Jeremy's Weblog

I recently graduated from Harvard Law School. This is my weblog. It tries to be funny. E-mail me if you like it. For an index of what's lurking in the archives, sorted by category, click here.

Friday, August 22, 2003

"School starts in just a few days, and I'm really getting nervous. I enjoy your glib attempts at humor -- especially the song parodies -- but, seriously, what real advice can you give me to stop my knees from shaking and my palms from sweating? I'm desperate here."

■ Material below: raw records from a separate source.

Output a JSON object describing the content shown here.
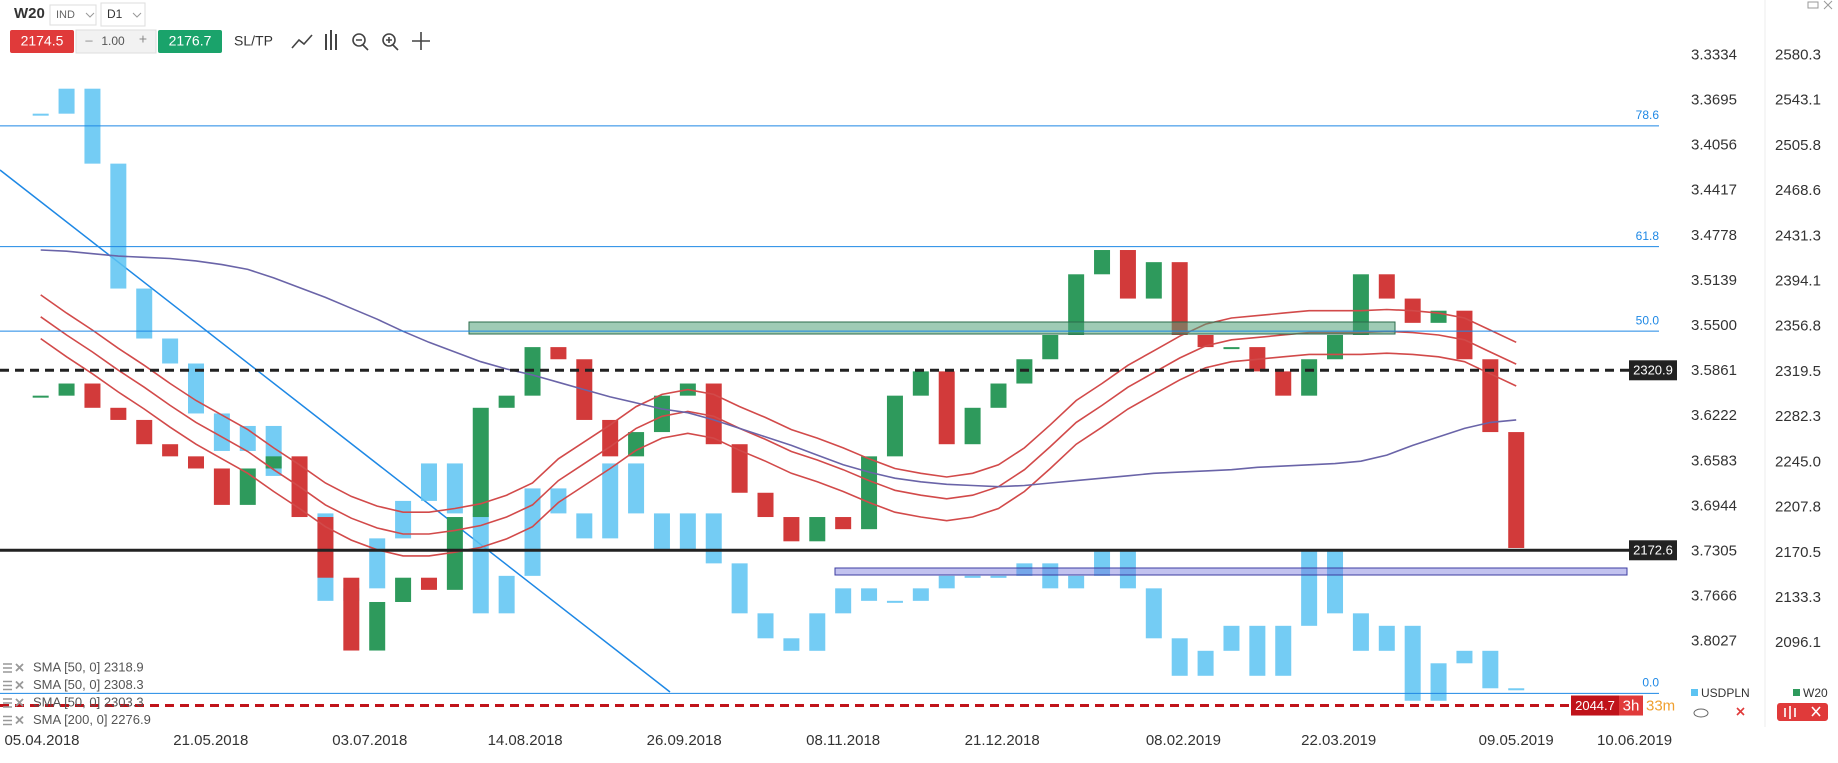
{
  "toolbar": {
    "symbol": "W20",
    "market": "IND",
    "timeframe": "D1",
    "sell": "2174.5",
    "minus": "–",
    "volume": "1.00",
    "plus": "+",
    "buy": "2176.7",
    "sltp": "SL/TP"
  },
  "countdown": [
    "3h",
    "33m"
  ],
  "chart_data": {
    "type": "candlestick",
    "x": [
      "05.04.2018",
      "12.04.2018",
      "19.04.2018",
      "26.04.2018",
      "03.05.2018",
      "10.05.2018",
      "17.05.2018",
      "24.05.2018",
      "31.05.2018",
      "07.06.2018",
      "14.06.2018",
      "21.06.2018",
      "28.06.2018",
      "05.07.2018",
      "12.07.2018",
      "19.07.2018",
      "26.07.2018",
      "02.08.2018",
      "09.08.2018",
      "16.08.2018",
      "23.08.2018",
      "30.08.2018",
      "06.09.2018",
      "13.09.2018",
      "20.09.2018",
      "27.09.2018",
      "04.10.2018",
      "11.10.2018",
      "18.10.2018",
      "25.10.2018",
      "01.11.2018",
      "08.11.2018",
      "15.11.2018",
      "22.11.2018",
      "29.11.2018",
      "06.12.2018",
      "13.12.2018",
      "20.12.2018",
      "27.12.2018",
      "03.01.2019",
      "10.01.2019",
      "17.01.2019",
      "24.01.2019",
      "31.01.2019",
      "07.02.2019",
      "14.02.2019",
      "21.02.2019",
      "28.02.2019",
      "07.03.2019",
      "14.03.2019",
      "21.03.2019",
      "28.03.2019",
      "04.04.2019",
      "11.04.2019",
      "18.04.2019",
      "25.04.2019",
      "02.05.2019",
      "09.05.2019"
    ],
    "xlim": [
      "25.03.2018",
      "15.07.2019"
    ],
    "xticks": [
      "05.04.2018",
      "21.05.2018",
      "03.07.2018",
      "14.08.2018",
      "26.09.2018",
      "08.11.2018",
      "21.12.2018",
      "08.02.2019",
      "22.03.2019",
      "09.05.2019",
      "10.06.2019"
    ],
    "ylim": [
      2027,
      2626
    ],
    "yticks": [
      2580.3,
      2543.1,
      2505.8,
      2468.6,
      2431.3,
      2394.1,
      2356.8,
      2319.5,
      2282.3,
      {
        "value": 2245,
        "label": "2245.0"
      },
      2207.8,
      2170.5,
      2133.3,
      2096.1
    ],
    "y2lim": [
      3.871,
      3.289
    ],
    "y2ticks": [
      3.3334,
      3.3695,
      3.4056,
      3.4417,
      3.4778,
      3.5139,
      {
        "value": 3.55,
        "label": "3.5500"
      },
      3.5861,
      3.6222,
      3.6583,
      3.6944,
      3.7305,
      3.7666,
      3.8027
    ],
    "series": [
      {
        "name": "USDPLN",
        "kind": "candle",
        "axis": "y2",
        "color": "#5cc3f2",
        "down_color": "#5cc3f2",
        "values": [
          3.38,
          3.36,
          3.42,
          3.52,
          3.56,
          3.58,
          3.62,
          3.65,
          3.63,
          3.67,
          3.7,
          3.77,
          3.76,
          3.72,
          3.69,
          3.66,
          3.7,
          3.78,
          3.75,
          3.68,
          3.7,
          3.72,
          3.66,
          3.7,
          3.73,
          3.7,
          3.74,
          3.78,
          3.8,
          3.81,
          3.78,
          3.76,
          3.77,
          3.77,
          3.76,
          3.75,
          3.75,
          3.75,
          3.74,
          3.76,
          3.75,
          3.73,
          3.76,
          3.8,
          3.83,
          3.81,
          3.79,
          3.83,
          3.79,
          3.73,
          3.78,
          3.81,
          3.79,
          3.85,
          3.82,
          3.81,
          3.84,
          3.84
        ]
      },
      {
        "name": "W20",
        "kind": "candle",
        "color": "#2e9a5c",
        "down_color": "#d23a3a",
        "values": [
          2300,
          2310,
          2290,
          2280,
          2260,
          2250,
          2240,
          2210,
          2240,
          2250,
          2200,
          2150,
          2090,
          2130,
          2150,
          2140,
          2200,
          2290,
          2300,
          2340,
          2330,
          2280,
          2250,
          2270,
          2300,
          2310,
          2260,
          2220,
          2200,
          2180,
          2200,
          2190,
          2250,
          2300,
          2320,
          2260,
          2290,
          2310,
          2330,
          2350,
          2400,
          2420,
          2380,
          2410,
          2350,
          2340,
          2340,
          2320,
          2300,
          2330,
          2350,
          2400,
          2380,
          2360,
          2370,
          2330,
          2270,
          2174.5
        ]
      },
      {
        "name": "SMA [50, 0] 2318.9",
        "kind": "line",
        "color": "#d24a4a",
        "values": [
          2383,
          2368,
          2354,
          2339,
          2325,
          2310,
          2296,
          2284,
          2272,
          2257,
          2243,
          2228,
          2217,
          2209,
          2204,
          2204,
          2207,
          2211,
          2218,
          2228,
          2248,
          2262,
          2276,
          2291,
          2301,
          2305,
          2301,
          2291,
          2282,
          2272,
          2265,
          2257,
          2248,
          2240,
          2236,
          2233,
          2236,
          2243,
          2257,
          2276,
          2296,
          2310,
          2325,
          2337,
          2349,
          2359,
          2364,
          2366,
          2368,
          2370,
          2370,
          2370,
          2371,
          2370,
          2368,
          2364,
          2354,
          2344
        ]
      },
      {
        "name": "SMA [50, 0] 2308.3",
        "kind": "line",
        "color": "#d24a4a",
        "values": [
          2365,
          2350,
          2336,
          2321,
          2307,
          2292,
          2278,
          2266,
          2254,
          2239,
          2225,
          2210,
          2199,
          2191,
          2186,
          2186,
          2189,
          2193,
          2200,
          2210,
          2230,
          2244,
          2258,
          2273,
          2283,
          2287,
          2283,
          2273,
          2264,
          2254,
          2247,
          2239,
          2230,
          2222,
          2218,
          2215,
          2218,
          2225,
          2239,
          2258,
          2278,
          2292,
          2307,
          2319,
          2331,
          2341,
          2346,
          2348,
          2350,
          2352,
          2352,
          2352,
          2353,
          2352,
          2350,
          2346,
          2336,
          2326
        ]
      },
      {
        "name": "SMA [50, 0] 2303.3",
        "kind": "line",
        "color": "#d24a4a",
        "values": [
          2347,
          2332,
          2318,
          2303,
          2289,
          2274,
          2260,
          2248,
          2236,
          2221,
          2207,
          2192,
          2181,
          2173,
          2168,
          2168,
          2171,
          2175,
          2182,
          2192,
          2212,
          2226,
          2240,
          2255,
          2265,
          2269,
          2265,
          2255,
          2246,
          2236,
          2229,
          2221,
          2212,
          2204,
          2200,
          2197,
          2200,
          2207,
          2221,
          2240,
          2260,
          2274,
          2289,
          2301,
          2313,
          2323,
          2328,
          2330,
          2332,
          2334,
          2334,
          2334,
          2335,
          2334,
          2332,
          2328,
          2318,
          2308
        ]
      },
      {
        "name": "SMA [200, 0] 2276.9",
        "kind": "line",
        "color": "#6a64a8",
        "values": [
          2420,
          2419,
          2417,
          2415,
          2414,
          2413,
          2411,
          2408,
          2404,
          2397,
          2389,
          2381,
          2372,
          2363,
          2353,
          2344,
          2336,
          2328,
          2322,
          2317,
          2311,
          2305,
          2299,
          2294,
          2289,
          2286,
          2280,
          2273,
          2266,
          2259,
          2251,
          2243,
          2237,
          2232,
          2229,
          2227,
          2226,
          2225,
          2226,
          2228,
          2230,
          2232,
          2234,
          2236,
          2237,
          2238,
          2239,
          2241,
          2242,
          2243,
          2244,
          2246,
          2251,
          2259,
          2266,
          2273,
          2278,
          2280
        ]
      }
    ],
    "fib_levels": [
      {
        "label": "78.6",
        "value": 2522.3
      },
      {
        "label": "61.8",
        "value": 2422.8
      },
      {
        "label": "50.0",
        "value": 2353.2
      },
      {
        "label": "0.0",
        "value": 2054.7
      }
    ],
    "fib_color": "#1e88e5",
    "price_lines": [
      {
        "value": 2320.9,
        "color": "#222222",
        "dashed": true
      },
      {
        "value": 2172.6,
        "color": "#222222",
        "dashed": false
      },
      {
        "value": 2044.7,
        "color": "#c0131a",
        "dashed": true
      }
    ]
  }
}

Thanks for the question, imaginary friend. It's a good one. A year ago I was pretty nervous too. Although a check of my archives seems to show I wasn't admitting it to the world. I don't know if what I have to share is really advice -- it's just observations I think might help, even just a little bit. We'll see:

1. I think deep down everyone's nervous. Some people just hide it better than others. If they're not nervous starting a whole new experience like law school, moving to a new city, there's probably something wrong with them anyway.

2. This sounds weird, but, being at law school, you kind of start to get the feeling that maybe law students in general weren't the "coolest" kids in high school and in undergrad. Not everyone, but I think probably the average law student is a little less "cool." But, anyway, so in a group of on-average less-cool people, I kind of found that the threshold for coolness is lower than we're used to. It's easier to be cool when most people aren't, and the "cool" standard ends up falling so far, that even if you were never cool before, you might be cool at law school. This may not make any sense to anyone not living inside my brain, but if it does, maybe it's a little reassuring -- just because you don't think you were cool before doesn't mean you can't be cool at law school.

3. But most people I've met at law school are good people. Nice people, kind-hearted people, friendly people. They're all just people. You'll be fine, imaginary friend. If not on day one, then on day two. But don't worry. And don't forget to buy your books before they sell out.